The 450-page report into management and regulatory failings at RBSin the run-up to its ill-fated 2007 takeover of Dutch rival ABN Amro – which the FSA dubs “a gamble” – outlines a catalogue of errors that triggered the biggest bank failure of the financial crisis.

The failure of RBS – the biggest bail-out of the financial crisis in Britain – cost UK taxpayers £45 billion ($70.2 billion) in equity injections. Last year the FSA terminated a 17-month investigation into RBS with a brief statement, insisting that a report would “add little” to public understanding of what went wrong. The FSA admitted on Monday that three reports had been compiled at the time by consultants at PwC, with the findings now summarised as part of the new document.
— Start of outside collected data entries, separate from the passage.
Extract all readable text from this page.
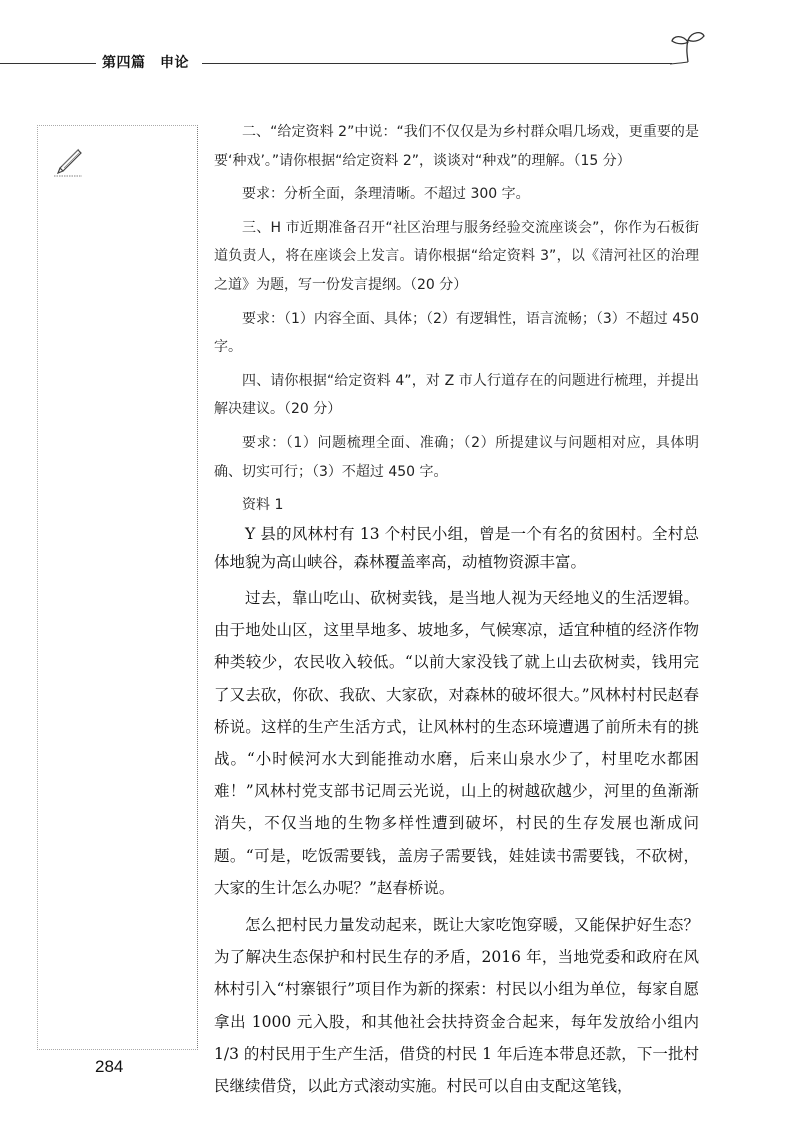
第四篇　申论

二、“给定资料 2”中说：“我们不仅仅是为乡村群众唱几场戏，更重要的是要‘种戏’。”请你根据“给定资料 2”，谈谈对“种戏”的理解。（15 分）

要求：分析全面，条理清晰。不超过 300 字。

三、H 市近期准备召开“社区治理与服务经验交流座谈会”，你作为石板街道负责人，将在座谈会上发言。请你根据“给定资料 3”，以《清河社区的治理之道》为题，写一份发言提纲。（20 分）

要求：（1）内容全面、具体；（2）有逻辑性，语言流畅；（3）不超过 450 字。

四、请你根据“给定资料 4”，对 Z 市人行道存在的问题进行梳理，并提出解决建议。（20 分）

要求：（1）问题梳理全面、准确；（2）所提建议与问题相对应，具体明确、切实可行；（3）不超过 450 字。

资料 1

Y 县的风林村有 13 个村民小组，曾是一个有名的贫困村。全村总体地貌为高山峡谷，森林覆盖率高，动植物资源丰富。

过去，靠山吃山、砍树卖钱，是当地人视为天经地义的生活逻辑。由于地处山区，这里旱地多、坡地多，气候寒凉，适宜种植的经济作物种类较少，农民收入较低。“以前大家没钱了就上山去砍树卖，钱用完了又去砍，你砍、我砍、大家砍，对森林的破坏很大。”风林村村民赵春桥说。这样的生产生活方式，让风林村的生态环境遭遇了前所未有的挑战。“小时候河水大到能推动水磨，后来山泉水少了，村里吃水都困难！”风林村党支部书记周云光说，山上的树越砍越少，河里的鱼渐渐消失，不仅当地的生物多样性遭到破坏，村民的生存发展也渐成问题。“可是，吃饭需要钱，盖房子需要钱，娃娃读书需要钱，不砍树，大家的生计怎么办呢？”赵春桥说。

怎么把村民力量发动起来，既让大家吃饱穿暖，又能保护好生态？为了解决生态保护和村民生存的矛盾，2016 年，当地党委和政府在风林村引入“村寨银行”项目作为新的探索：村民以小组为单位，每家自愿拿出 1000 元入股，和其他社会扶持资金合起来，每年发放给小组内 1/3 的村民用于生产生活，借贷的村民 1 年后连本带息还款，下一批村民继续借贷，以此方式滚动实施。村民可以自由支配这笔钱，

284
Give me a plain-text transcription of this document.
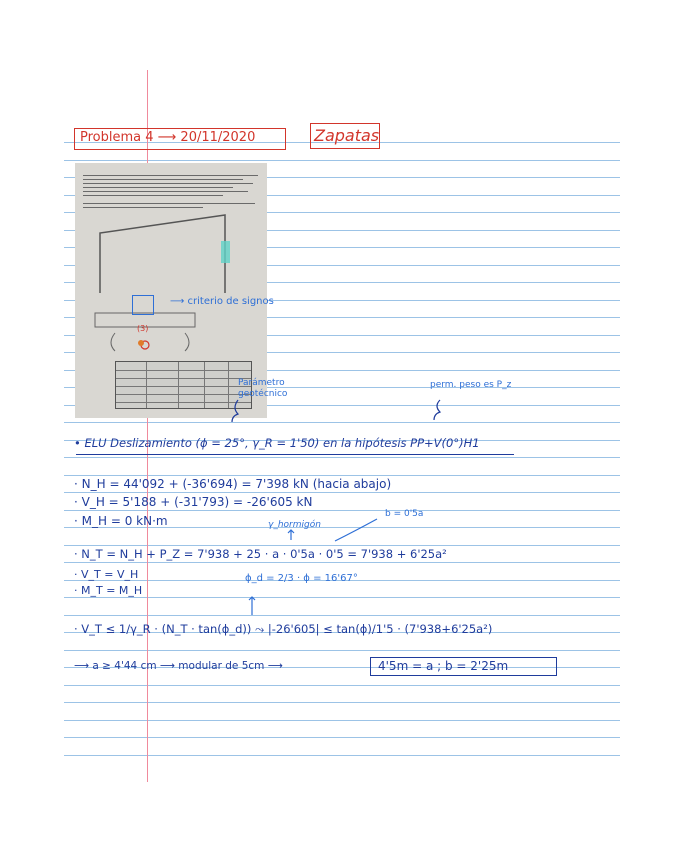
Problema 4 ⟶ 20/11/2020	Zapatas
(3)
⟶ criterio de signos
Parámetro geotécnico
perm. peso es P_z
• ELU Deslizamiento (ϕ = 25°, γ_R = 1'50) en la hipótesis PP+V(0°)H1
· N_H = 44'092 + (-36'694) = 7'398 kN (hacia abajo)
· V_H = 5'188 + (-31'793) = -26'605 kN
· M_H = 0 kN·m	γ_hormigón
b = 0'5a
· N_T = N_H + P_Z = 7'938 + 25 · a · 0'5a · 0'5 = 7'938 + 6'25a²
· V_T = V_H
· M_T = M_H
ϕ_d = 2/3 · ϕ = 16'67°
· V_T ≤ 1/γ_R · (N_T · tan(ϕ_d)) ⤳ |-26'605| ≤ tan(ϕ)/1'5 · (7'938+6'25a²)
⟶ a ≥ 4'44 cm ⟶ modular de 5cm ⟶	4'5m = a ; b = 2'25m
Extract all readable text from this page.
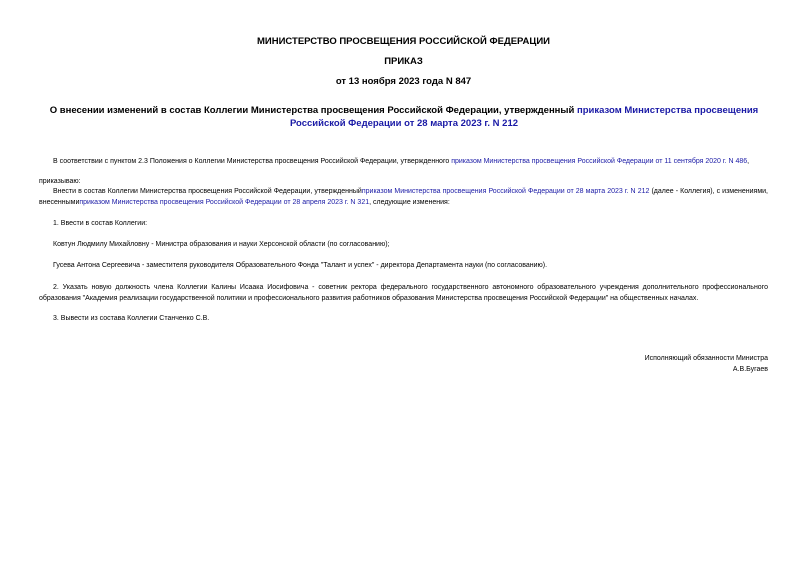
МИНИСТЕРСТВО ПРОСВЕЩЕНИЯ РОССИЙСКОЙ ФЕДЕРАЦИИ
ПРИКАЗ
от 13 ноября 2023 года N 847
О внесении изменений в состав Коллегии Министерства просвещения Российской Федерации, утвержденный приказом Министерства просвещения Российской Федерации от 28 марта 2023 г. N 212

В соответствии с пунктом 2.3 Положения о Коллегии Министерства просвещения Российской Федерации, утвержденного приказом Министерства просвещения Российской Федерации от 11 сентября 2020 г. N 486,

приказываю:

Внести в состав Коллегии Министерства просвещения Российской Федерации, утвержденныйприказом Министерства просвещения Российской Федерации от 28 марта 2023 г. N 212 (далее - Коллегия), с изменениями, внесеннымиприказом Министерства просвещения Российской Федерации от 28 апреля 2023 г. N 321, следующие изменения:

1. Ввести в состав Коллегии:

Ковтун Людмилу Михайловну - Министра образования и науки Херсонской области (по согласованию);

Гусева Антона Сергеевича - заместителя руководителя Образовательного Фонда "Талант и успех" - директора Департамента науки (по согласованию).

2. Указать новую должность члена Коллегии Калины Исаака Иосифовича - советник ректора федерального государственного автономного образовательного учреждения дополнительного профессионального образования "Академия реализации государственной политики и профессионального развития работников образования Министерства просвещения Российской Федерации" на общественных началах.

3. Вывести из состава Коллегии Станченко С.В.

Исполняющий обязанности Министра
А.В.Бугаев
To ensure against a similar disaster, the report recommends that UK laws be changed to allow directors at failed banks to be automatically banned, fined and stripped of their remuneration. “The fact that no individual has been found legally responsible for the failure begs the question: if action cannot be taken under existing rules, should not the rules be changed for the future?” it says. The report is also critical of the regulator, and reveals that only six FSA staff were assigned to supervise the UK’s largest bank at the time of its failure.

The report heaps a large portion of the blame for RBS’s collapse on the then Labour government and the UK’s once-trumpeted “light touch” approach to bank regulation. The report specifically cites a 2005 “Better Regulation Action Plan” announcement from then chancellor Gordon Brown, which trumpeted “not just a light touch but a limited touch”.

The report is particularly damning of RBS and former management led by Sir Fred Goodwin, the vilified former chief executive, and Johnny Cameron, former head of investment banking. “Underlying deficiencies in RBS management, governance and culture ... made it prone to make poor decisions, “the report says.

“The bank boardroom should never be the place for initiation or endorsement of a daring strategy. The risks in banking are simply too great,” City grandees Bill Knight and Sir David Walker added in a commentary on the report prepared for the Treasury Select Committee.